6 Il affermit les montagnes par sa force, 
Il est ceint de puissance;
7 Il apaise le mugissement des mers, 
le mugissement de leurs flots,
 Et le tumulte des peuples.
8 Ceux qui habitent aux extrémités du monde 
s'effraient de tes prodiges; 
Tu remplis d'allégresse l'orient et l'occident.

9 Tu visites la terre et tu lui donnes l'abondance, 
Tu la combles de richesses; 
Le ruisseau de Dieu est plein d'eau; 
Tu prépares le blé, quand tu la fertilises ainsi.

10 En arrosant ses sillons, 
en aplanissant ses mottes, 
Tu la détrempes par des pluies, 
tu bénis son germe.

11 Tu couronnes l'année de tes biens, 
Et tes pas versent l'abondance;
12 Les plaines du désert sont abreuvées, 
Et les collines sont ceintes d'allégresse;

13 Les pâturages se couvrent de brebis, 
Et les vallées se revêtent de froment. 
Les cris de joie et les chants retentissent.

Psaumes 65 est en grande partie un chant de louange à Dieu. C’est un texte extrêmement confiant, dans lequel l’orateur exprime sa connaissance du Seigneur. Tout y est présenté de manière positive, même lorsqu’il s’agit de nos fautes et de nos erreurs.

La première partie du psaume dit que l’homme que Dieu choisit est béni. Elle se poursuit par la description de l’activité de Dieu, par de grandes actions de justice, par la création de montagnes, par le calme des mers bruyantes, de sorte que ceux qui vivent dans les « régions les plus éloignées » sont effrayés.
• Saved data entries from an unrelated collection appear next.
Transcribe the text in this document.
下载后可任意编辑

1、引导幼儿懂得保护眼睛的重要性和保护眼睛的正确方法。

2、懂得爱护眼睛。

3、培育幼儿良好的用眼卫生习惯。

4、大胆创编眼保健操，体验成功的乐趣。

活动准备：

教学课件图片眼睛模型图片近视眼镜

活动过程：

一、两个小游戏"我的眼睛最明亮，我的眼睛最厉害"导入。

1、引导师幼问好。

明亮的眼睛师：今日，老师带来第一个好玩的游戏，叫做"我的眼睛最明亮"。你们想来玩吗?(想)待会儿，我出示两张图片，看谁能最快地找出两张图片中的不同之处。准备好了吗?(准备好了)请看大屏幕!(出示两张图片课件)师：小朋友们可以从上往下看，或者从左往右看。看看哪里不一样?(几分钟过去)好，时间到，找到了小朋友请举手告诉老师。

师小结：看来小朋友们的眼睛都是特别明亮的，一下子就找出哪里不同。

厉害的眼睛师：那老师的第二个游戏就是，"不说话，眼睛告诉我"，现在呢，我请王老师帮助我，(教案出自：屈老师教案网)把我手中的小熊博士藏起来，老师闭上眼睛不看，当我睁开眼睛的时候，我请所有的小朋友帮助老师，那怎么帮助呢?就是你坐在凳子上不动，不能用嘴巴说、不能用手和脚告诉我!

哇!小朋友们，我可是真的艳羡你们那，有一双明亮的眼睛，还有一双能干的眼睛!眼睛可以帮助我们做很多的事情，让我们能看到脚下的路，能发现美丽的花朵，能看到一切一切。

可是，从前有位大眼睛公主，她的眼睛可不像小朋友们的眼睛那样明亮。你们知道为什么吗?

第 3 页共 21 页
La dernière section, dans les versets 9 à 13, est une litanie d’images pastorales délicieuses de la générosité et des provisions du Seigneur.

Les deux premiers versets déclarent avec insistance que le Seigneur mérite toute louange, et que notre besoin permanent est de nous tourner vers lui et de reconnaître qu’il est notre Dieu. L’idée spirituelle ici est que, si nous ne commençons pas par considérer Dieu comme la source et le gouvernement de notre vie, nous n’irons pas plus loin.

Le verset 4 développe et souligne que c’est le Seigneur qui nous choisit et nous amène à venir à Lui. Spirituellement, c’est la réalité. Le Seigneur « choisit » chacun d’entre nous. Il nous donne la liberté d’accepter ou de rejeter son amour. Il nous donne même chaque parcelle du pouvoir dont nous avons besoin pour faire le choix, pour nous tourner vers Lui, pour « appuyer sur le bouton ». Ou pas. Nous n’avons pas le pouvoir de le faire par nous-mêmes, mais nous en avons l’apparence, et cela suffit à préserver notre liberté réelle de choisir de croire au Seigneur et de l’adorer.

Suit une série d’événements que le Seigneur accomplit : des actes impressionnants dans la justice, la confiance de toutes les extrémités de la terre, l’établissement des montagnes, revêtu de puissance, l’apaisement du bruit de la mer et de ses vagues, et du tumulte des peuples. Il termine en disant comment ceux qui sont les plus éloignés auront peur, et comment le Seigneur apporte la joie à nos commencements et à nos fins.